The county’s parishes and their ARPA funding amounts include Bland, $ 97,251; Gasconade, $ 39,600; Hermann, $ 431,367; Morrison, $ 23,944; Owensville, $ 477,046; Rosebud, $ 74,596.

For Hermann, MRPC suggests using the money to modernize the flood diversion route, develop a transportation museum, build a courtesy dock for visitors arriving by boat on the Missouri River, and purchase and demolish the Hagedorn property.

Owensville’s money could be used to build a realignment on Springfield Road and to upgrade the Gasconade County’s fairgrounds in Owensville Memorial Park.

The planning agency suggests Bland use his ARPA dollars on road improvements.

On other matters, the commission at Thursday’s meeting praised Emergency Management Agency director Clyde Zelch after the county received high marks for updating a community emergency notification plan related to a possible nuclear incident at the Callaway Nuclear Power Plant. Zelch focused his efforts on the most effective way to notify Morrison residents, who are not benefiting as much from a new telephone tower in the northern part of the county.

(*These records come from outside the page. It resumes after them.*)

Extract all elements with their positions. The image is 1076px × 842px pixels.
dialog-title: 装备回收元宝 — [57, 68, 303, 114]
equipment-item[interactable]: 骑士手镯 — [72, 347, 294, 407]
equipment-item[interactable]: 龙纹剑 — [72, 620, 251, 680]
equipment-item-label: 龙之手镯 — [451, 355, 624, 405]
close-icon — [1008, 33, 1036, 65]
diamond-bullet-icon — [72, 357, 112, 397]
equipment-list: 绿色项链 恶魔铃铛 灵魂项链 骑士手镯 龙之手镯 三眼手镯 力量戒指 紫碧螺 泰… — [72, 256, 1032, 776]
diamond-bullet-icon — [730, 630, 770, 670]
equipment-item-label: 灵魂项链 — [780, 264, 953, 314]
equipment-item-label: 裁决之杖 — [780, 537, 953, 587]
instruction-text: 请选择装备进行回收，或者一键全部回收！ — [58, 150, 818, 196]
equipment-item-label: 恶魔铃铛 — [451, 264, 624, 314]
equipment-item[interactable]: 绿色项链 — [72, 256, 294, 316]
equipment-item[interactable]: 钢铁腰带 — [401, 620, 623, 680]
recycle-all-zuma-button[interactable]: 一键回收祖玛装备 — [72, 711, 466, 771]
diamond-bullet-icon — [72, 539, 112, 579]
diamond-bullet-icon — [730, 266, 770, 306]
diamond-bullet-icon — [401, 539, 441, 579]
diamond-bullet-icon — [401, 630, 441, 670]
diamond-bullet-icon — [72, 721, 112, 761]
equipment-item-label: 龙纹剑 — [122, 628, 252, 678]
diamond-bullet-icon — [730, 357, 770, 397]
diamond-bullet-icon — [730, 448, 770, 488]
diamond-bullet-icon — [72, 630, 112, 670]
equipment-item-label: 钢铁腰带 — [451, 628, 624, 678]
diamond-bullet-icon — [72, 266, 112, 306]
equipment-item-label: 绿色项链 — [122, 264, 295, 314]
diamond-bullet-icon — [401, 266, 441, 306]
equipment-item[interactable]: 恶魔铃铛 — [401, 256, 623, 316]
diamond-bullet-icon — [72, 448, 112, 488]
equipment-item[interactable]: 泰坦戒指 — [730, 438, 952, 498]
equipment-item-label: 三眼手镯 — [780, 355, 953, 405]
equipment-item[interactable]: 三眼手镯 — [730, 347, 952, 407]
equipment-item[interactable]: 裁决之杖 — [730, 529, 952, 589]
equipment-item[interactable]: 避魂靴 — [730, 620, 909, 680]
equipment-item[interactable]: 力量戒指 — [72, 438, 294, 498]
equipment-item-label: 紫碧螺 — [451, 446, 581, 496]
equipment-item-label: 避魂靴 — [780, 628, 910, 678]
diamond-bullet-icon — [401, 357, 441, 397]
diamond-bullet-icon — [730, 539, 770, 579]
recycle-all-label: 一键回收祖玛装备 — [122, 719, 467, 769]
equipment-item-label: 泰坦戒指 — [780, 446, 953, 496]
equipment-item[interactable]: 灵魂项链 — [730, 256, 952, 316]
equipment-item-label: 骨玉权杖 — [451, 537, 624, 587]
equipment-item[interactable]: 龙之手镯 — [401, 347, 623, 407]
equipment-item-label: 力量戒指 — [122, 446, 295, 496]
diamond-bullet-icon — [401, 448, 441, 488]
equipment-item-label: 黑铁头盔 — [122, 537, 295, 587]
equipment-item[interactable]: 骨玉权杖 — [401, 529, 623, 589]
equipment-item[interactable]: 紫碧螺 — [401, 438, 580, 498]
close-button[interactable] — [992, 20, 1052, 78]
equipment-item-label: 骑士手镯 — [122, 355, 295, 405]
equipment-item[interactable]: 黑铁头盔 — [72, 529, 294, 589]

In a report to all four Callaway Works Zone counties, Gasconade and Osage received high marks, while the Callaway and Montgomery Counties were found to be flawed by US power plant officials.

“The plans for Osage and Gasconade were pretty detailed and included most of the documentation required,” the report said. “Callaway and Montgomery County documents contain no data other than access control points …” the report added.

The Commission has recognized the work done by Zelch. “Kudos to Clyde,” said Miskel.